C’est une belle histoire que nous conte ici l’écrivain-poète-historien-journaliste français d'origine algérienne, mais, ainsi que peut le laisser entrevoir son titre, elle finit terriblement mal. A travers la vie de deux jeunes gens auxquels la vie semble sourire, Menouba et Rezoug, c’est l’histoire dramatique de l’Algérie d’après l’indépendance qui nous est livrée dans sa plus parfaite cruauté.
Ces deux jeunes gens aussi beaux que doués et qui veulent à tout prix s’en sortir suivent d’abord la trace de leurs pères, et la plus grande partie du roman raconte comment Kader et Zouina, les parents de Menouba, ont franchi les obstacles qui leur ont permis, après 1962 et malgré tout, de s’extraire de leur sort atavique de paysans sans terre et de venir à Alger grâce à leur travail et à l’appui d’un couple d’instituteurs particulièrement bienveillants.
Kader est fasciné par le métier d’enseignant mais il parvindra seulement à décrocher le Certificat d'Etudes. Il finira par occuper un poste d’appariteur dans un grand lycée d’Alger et sa fille passera sa licence de lettres. Elle viendra en France, émerveillée, choyée par son ancienne institutrice … mais n’oublie pas son ami, devenu son amour de jeunesse, qui occupe son cœur depuis le lycée. Rezoug, malgré son baccalauréat, acceptera un emploi qui lui permet de tisser un réseau de connaissances. Ils vont bientôt toucher au but de leur vie : se marier !
Cependant, il faut aller à l’encontre des traditions familiales et leur projet n’est pas encore envisageable dans l’immédiat.

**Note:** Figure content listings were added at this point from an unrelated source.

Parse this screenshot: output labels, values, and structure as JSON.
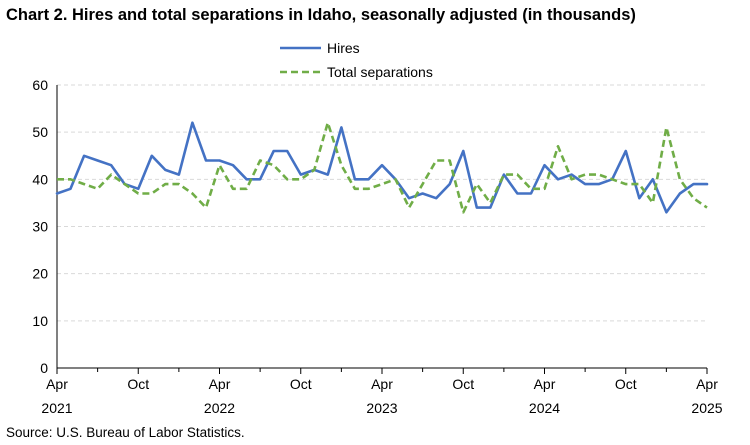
{
  "page": {
    "title": "Chart 2. Hires and total separations in Idaho, seasonally adjusted (in thousands)",
    "source": "Source: U.S. Bureau of Labor Statistics."
  },
  "chart_data": {
    "type": "line",
    "title": "Chart 2. Hires and total separations in Idaho, seasonally adjusted (in thousands)",
    "xlabel": "",
    "ylabel": "",
    "ylim": [
      0,
      60
    ],
    "yticks": [
      0,
      10,
      20,
      30,
      40,
      50,
      60
    ],
    "grid": true,
    "legend_position": "top-center",
    "x_start": "2021-04",
    "x_count": 49,
    "x_ticks": [
      {
        "index": 0,
        "month": "Apr",
        "year": "2021"
      },
      {
        "index": 6,
        "month": "Oct",
        "year": ""
      },
      {
        "index": 12,
        "month": "Apr",
        "year": "2022"
      },
      {
        "index": 18,
        "month": "Oct",
        "year": ""
      },
      {
        "index": 24,
        "month": "Apr",
        "year": "2023"
      },
      {
        "index": 30,
        "month": "Oct",
        "year": ""
      },
      {
        "index": 36,
        "month": "Apr",
        "year": "2024"
      },
      {
        "index": 42,
        "month": "Oct",
        "year": ""
      },
      {
        "index": 48,
        "month": "Apr",
        "year": "2025"
      }
    ],
    "series": [
      {
        "name": "Hires",
        "color": "#4472C4",
        "dash": "solid",
        "values": [
          37,
          38,
          45,
          44,
          43,
          39,
          38,
          45,
          42,
          41,
          52,
          44,
          44,
          43,
          40,
          40,
          46,
          46,
          41,
          42,
          41,
          51,
          40,
          40,
          43,
          40,
          36,
          37,
          36,
          39,
          46,
          34,
          34,
          41,
          37,
          37,
          43,
          40,
          41,
          39,
          39,
          40,
          46,
          36,
          40,
          33,
          37,
          39,
          39
        ]
      },
      {
        "name": "Total separations",
        "color": "#70AD47",
        "dash": "dashed",
        "values": [
          40,
          40,
          39,
          38,
          41,
          39,
          37,
          37,
          39,
          39,
          37,
          34,
          43,
          38,
          38,
          44,
          43,
          40,
          40,
          42,
          52,
          43,
          38,
          38,
          39,
          40,
          34,
          39,
          44,
          44,
          33,
          39,
          35,
          41,
          41,
          38,
          38,
          47,
          40,
          41,
          41,
          40,
          39,
          39,
          35,
          51,
          40,
          36,
          34
        ]
      }
    ]
  }
}
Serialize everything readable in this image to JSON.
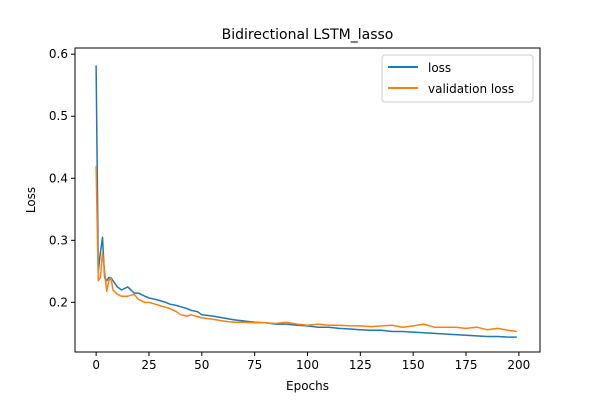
{
  "chart_data": {
    "type": "line",
    "title": "Bidirectional LSTM_lasso",
    "xlabel": "Epochs",
    "ylabel": "Loss",
    "xlim": [
      -10,
      210
    ],
    "ylim": [
      0.12,
      0.61
    ],
    "xticks": [
      0,
      25,
      50,
      75,
      100,
      125,
      150,
      175,
      200
    ],
    "yticks": [
      0.2,
      0.3,
      0.4,
      0.5,
      0.6
    ],
    "grid": false,
    "legend_position": "top-right",
    "series": [
      {
        "name": "loss",
        "color": "#1f77b4",
        "x": [
          0,
          1,
          2,
          3,
          4,
          5,
          6,
          7,
          8,
          10,
          12,
          15,
          18,
          20,
          23,
          25,
          28,
          30,
          33,
          35,
          38,
          40,
          43,
          45,
          48,
          50,
          55,
          60,
          65,
          70,
          75,
          80,
          85,
          90,
          95,
          100,
          105,
          110,
          115,
          120,
          125,
          130,
          135,
          140,
          145,
          150,
          155,
          160,
          165,
          170,
          175,
          180,
          185,
          190,
          195,
          199
        ],
        "values": [
          0.582,
          0.25,
          0.28,
          0.305,
          0.24,
          0.235,
          0.24,
          0.24,
          0.235,
          0.225,
          0.22,
          0.225,
          0.215,
          0.215,
          0.21,
          0.207,
          0.205,
          0.203,
          0.2,
          0.197,
          0.195,
          0.193,
          0.19,
          0.187,
          0.185,
          0.18,
          0.178,
          0.175,
          0.172,
          0.17,
          0.168,
          0.167,
          0.165,
          0.165,
          0.163,
          0.162,
          0.16,
          0.16,
          0.158,
          0.157,
          0.156,
          0.155,
          0.155,
          0.153,
          0.153,
          0.152,
          0.151,
          0.15,
          0.149,
          0.148,
          0.147,
          0.146,
          0.145,
          0.145,
          0.144,
          0.144
        ]
      },
      {
        "name": "validation loss",
        "color": "#ff7f0e",
        "x": [
          0,
          1,
          2,
          3,
          4,
          5,
          6,
          7,
          8,
          10,
          12,
          15,
          18,
          20,
          23,
          25,
          28,
          30,
          33,
          35,
          38,
          40,
          43,
          45,
          48,
          50,
          55,
          60,
          65,
          70,
          75,
          80,
          85,
          90,
          95,
          100,
          105,
          110,
          115,
          120,
          125,
          130,
          135,
          140,
          145,
          150,
          155,
          160,
          165,
          170,
          175,
          180,
          185,
          190,
          195,
          199
        ],
        "values": [
          0.42,
          0.235,
          0.24,
          0.28,
          0.25,
          0.218,
          0.235,
          0.24,
          0.22,
          0.213,
          0.21,
          0.21,
          0.213,
          0.205,
          0.2,
          0.2,
          0.197,
          0.195,
          0.192,
          0.19,
          0.185,
          0.18,
          0.178,
          0.18,
          0.177,
          0.175,
          0.173,
          0.17,
          0.168,
          0.168,
          0.167,
          0.167,
          0.166,
          0.168,
          0.165,
          0.163,
          0.165,
          0.163,
          0.163,
          0.162,
          0.162,
          0.161,
          0.162,
          0.163,
          0.16,
          0.162,
          0.165,
          0.16,
          0.16,
          0.16,
          0.158,
          0.16,
          0.156,
          0.158,
          0.155,
          0.153
        ]
      }
    ]
  }
}
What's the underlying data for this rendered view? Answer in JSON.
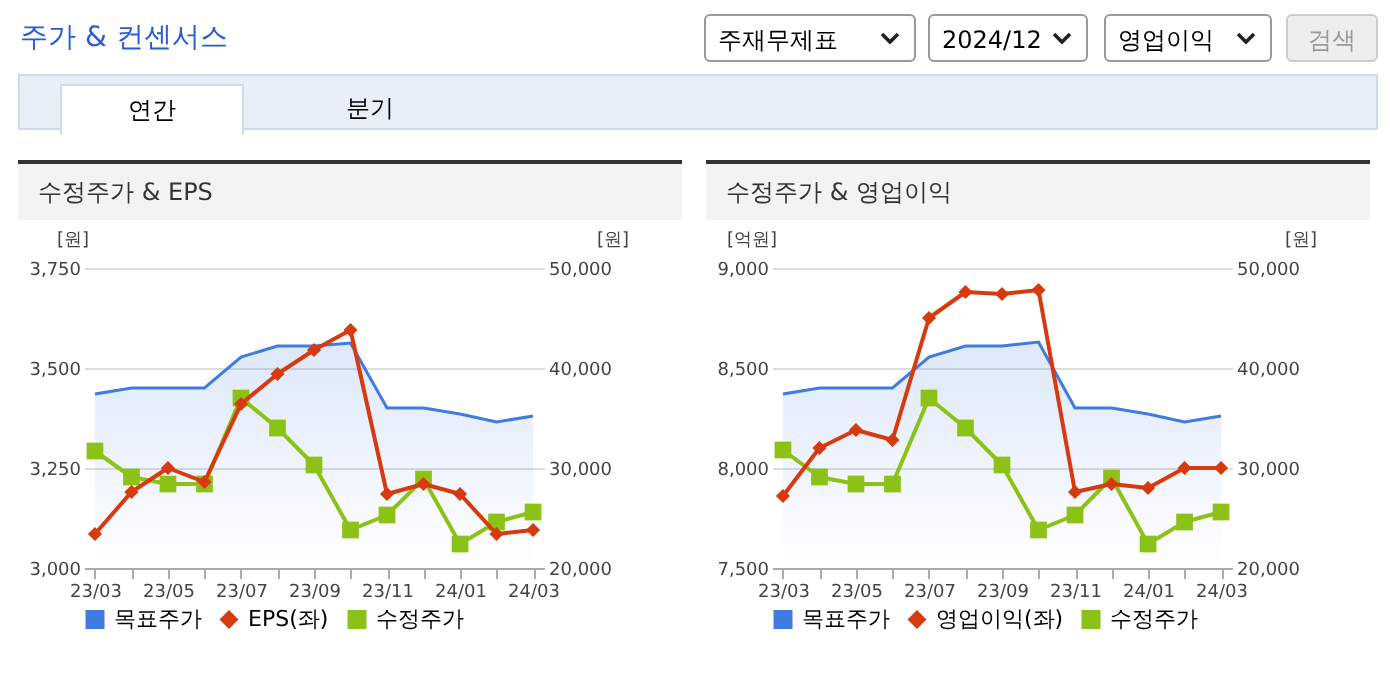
{
  "chart_data": [
    {
      "type": "other",
      "title": "주가 & 컨센서스",
      "annotations": [
        "주재무제표",
        "2024/12",
        "영업이익",
        "검색",
        "연간",
        "분기"
      ]
    },
    {
      "type": "line",
      "title": "수정주가 & EPS",
      "ylabel": "[원]",
      "y2label": "[원]",
      "categories": [
        "23/03",
        null,
        "23/05",
        null,
        "23/07",
        null,
        "23/09",
        null,
        "23/11",
        null,
        "24/01",
        null,
        "24/03"
      ],
      "ylim": [
        3000,
        3750
      ],
      "yticks": [
        {
          "value": 3000,
          "label": "3,000"
        },
        {
          "value": 3250,
          "label": "3,250"
        },
        {
          "value": 3500,
          "label": "3,500"
        },
        {
          "value": 3750,
          "label": "3,750"
        }
      ],
      "y2lim": [
        20000,
        50000
      ],
      "y2ticks": [
        {
          "value": 20000,
          "label": "20,000"
        },
        {
          "value": 30000,
          "label": "30,000"
        },
        {
          "value": 40000,
          "label": "40,000"
        },
        {
          "value": 50000,
          "label": "50,000"
        }
      ],
      "grid": "y",
      "legend": "bottom",
      "series": [
        {
          "name": "목표주가",
          "type": "area",
          "axis": "y2",
          "color": "#3f7be0",
          "values": [
            37400,
            38000,
            38000,
            38000,
            41100,
            42200,
            42200,
            42500,
            36000,
            36000,
            35400,
            34600,
            35200
          ]
        },
        {
          "name": "EPS(좌)",
          "type": "line",
          "color": "#d63a0e",
          "marker": "diamond",
          "values": [
            3085,
            3190,
            3250,
            3215,
            3410,
            3485,
            3545,
            3595,
            3185,
            3210,
            3185,
            3085,
            3095
          ]
        },
        {
          "name": "수정주가",
          "type": "line",
          "axis": "y2",
          "color": "#8cc218",
          "marker": "square",
          "values": [
            31700,
            29100,
            28400,
            28400,
            37000,
            34000,
            30300,
            23800,
            25300,
            28900,
            22400,
            24600,
            25600
          ]
        }
      ]
    },
    {
      "type": "line",
      "title": "수정주가 & 영업이익",
      "ylabel": "[억원]",
      "y2label": "[원]",
      "categories": [
        "23/03",
        null,
        "23/05",
        null,
        "23/07",
        null,
        "23/09",
        null,
        "23/11",
        null,
        "24/01",
        null,
        "24/03"
      ],
      "ylim": [
        7500,
        9000
      ],
      "yticks": [
        {
          "value": 7500,
          "label": "7,500"
        },
        {
          "value": 8000,
          "label": "8,000"
        },
        {
          "value": 8500,
          "label": "8,500"
        },
        {
          "value": 9000,
          "label": "9,000"
        }
      ],
      "y2lim": [
        20000,
        50000
      ],
      "y2ticks": [
        {
          "value": 20000,
          "label": "20,000"
        },
        {
          "value": 30000,
          "label": "30,000"
        },
        {
          "value": 40000,
          "label": "40,000"
        },
        {
          "value": 50000,
          "label": "50,000"
        }
      ],
      "grid": "y",
      "legend": "bottom",
      "series": [
        {
          "name": "목표주가",
          "type": "area",
          "axis": "y2",
          "color": "#3f7be0",
          "values": [
            37400,
            38000,
            38000,
            38000,
            41100,
            42200,
            42200,
            42600,
            36000,
            36000,
            35400,
            34600,
            35200
          ]
        },
        {
          "name": "영업이익(좌)",
          "type": "line",
          "color": "#d63a0e",
          "marker": "diamond",
          "values": [
            7860,
            8100,
            8190,
            8140,
            8750,
            8880,
            8870,
            8890,
            7880,
            7920,
            7900,
            8000,
            8000
          ]
        },
        {
          "name": "수정주가",
          "type": "line",
          "axis": "y2",
          "color": "#8cc218",
          "marker": "square",
          "values": [
            31800,
            29100,
            28400,
            28400,
            37000,
            34000,
            30300,
            23800,
            25300,
            29000,
            22400,
            24600,
            25600
          ]
        }
      ]
    }
  ]
}
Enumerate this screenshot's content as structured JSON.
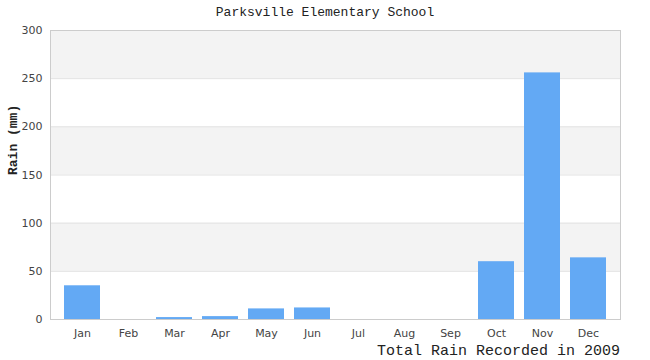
{
  "chart_data": {
    "type": "bar",
    "title": "Parksville Elementary School",
    "x_label": "Total Rain Recorded in 2009",
    "y_label": "Rain (mm)",
    "categories": [
      "Jan",
      "Feb",
      "Mar",
      "Apr",
      "May",
      "Jun",
      "Jul",
      "Aug",
      "Sep",
      "Oct",
      "Nov",
      "Dec"
    ],
    "values": [
      35,
      0,
      2,
      3,
      11,
      12,
      0,
      0,
      0,
      60,
      256,
      64
    ],
    "color": "#63a9f4",
    "ylim": [
      0,
      300
    ],
    "yticks": [
      0,
      50,
      100,
      150,
      200,
      250,
      300
    ],
    "grid": true
  }
}
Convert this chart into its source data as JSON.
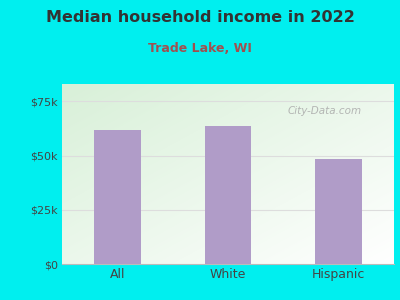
{
  "title": "Median household income in 2022",
  "subtitle": "Trade Lake, WI",
  "categories": [
    "All",
    "White",
    "Hispanic"
  ],
  "values": [
    62000,
    63500,
    48500
  ],
  "bar_color": "#b09cc8",
  "title_color": "#333333",
  "subtitle_color": "#a05050",
  "yticks": [
    0,
    25000,
    50000,
    75000
  ],
  "ytick_labels": [
    "$0",
    "$25k",
    "$50k",
    "$75k"
  ],
  "ylim": [
    0,
    83000
  ],
  "background_outer": "#00efef",
  "background_inner_topleft": "#d8f0d8",
  "background_inner_bottomright": "#ffffff",
  "watermark": "City-Data.com",
  "grid_color": "#dddddd",
  "tick_color": "#444444"
}
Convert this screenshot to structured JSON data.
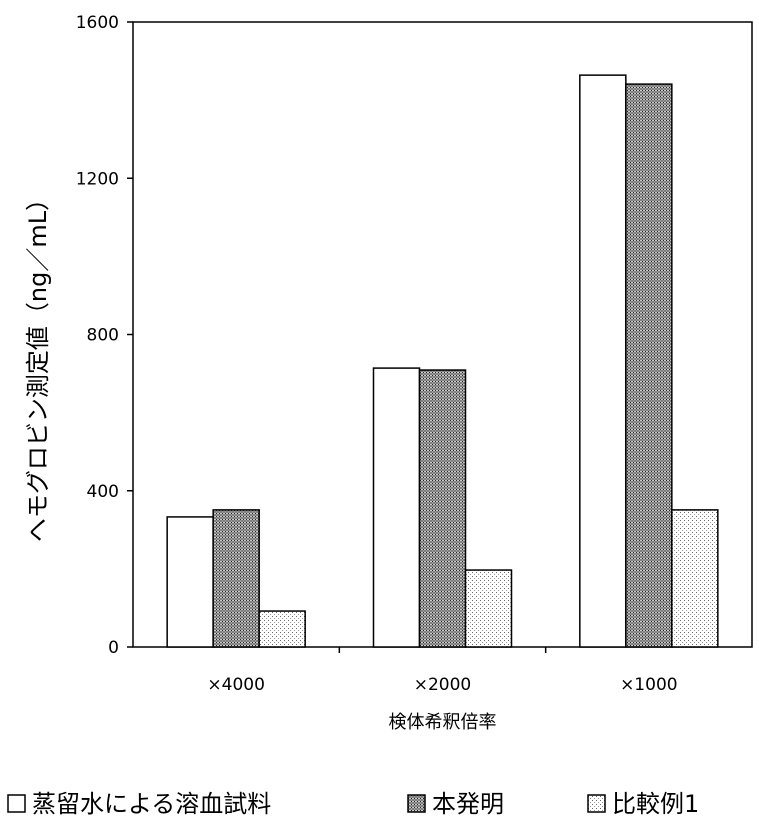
{
  "chart_data": {
    "type": "bar",
    "title": "",
    "xlabel": "検体希釈倍率",
    "ylabel": "ヘモグロビン測定値（ng／mL）",
    "ylim": [
      0,
      1600
    ],
    "yticks": [
      0,
      400,
      800,
      1200,
      1600
    ],
    "grid": false,
    "categories": [
      "×4000",
      "×2000",
      "×1000"
    ],
    "series": [
      {
        "name": "蒸留水による溶血試料",
        "values": [
          333,
          714,
          1464
        ],
        "fill": "white"
      },
      {
        "name": "本発明",
        "values": [
          351,
          709,
          1441
        ],
        "fill": "dense-hatch"
      },
      {
        "name": "比較例1",
        "values": [
          92,
          197,
          351
        ],
        "fill": "light-dots"
      }
    ],
    "legend_position": "bottom"
  }
}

Et puis, en 1993 éclate la guerre civile. Celle dont on ne parle pas en France. Après tout, les français ont été contraints de quitter brutalement cette terre privilégiée et le pays est en proie aux factions rivales des vainqueurs et à la corruption … Il faut lire l’ouvrage de Mokhtar Sakhri sur l’histoire (qu'il intitule "Le roman") contemporaine de l’Algérie.
Car le désordre et l’anarchie qui embrase l’Algérie après l‘assassinat de Mohammed Boudiaf en juin 1992 et durant la décennie suivante, l’explosion des attentats perpétrés par des « éléments incontrôlés », les bandes d’islamistes furieux aux ordres d’émirs autoproclamés a pour effet non seulement de détruire les capacités de développement de ce pays qui nous fut si proche, mais encore de lui faire franchir un affreux bond en arrière.
Ainsi, cette belle histoire de progrès social et intellectuel narrée comme un conte des mille et une nuits dans une langue précieuse et selon une construction parfois enluminée de formules poétiques, se fracasse sur la mort tragique et stupide de la courageuse héroïne. Car l’élévation intellectuelle et le progrès issu des préceptes des Lumières, et tout spécialement l’égalité des sexes, sont des concepts complètement en contradiction avec religion d’Etat et hélas introduits par les anciens colonisateurs. Menouba et Rezoug paieront le prix suprême et recevront, elle la mort et lui le désespoir, en récompense de leurs multiples efforts. Mais pour nous, il restera à découvrir la suite de cette saga.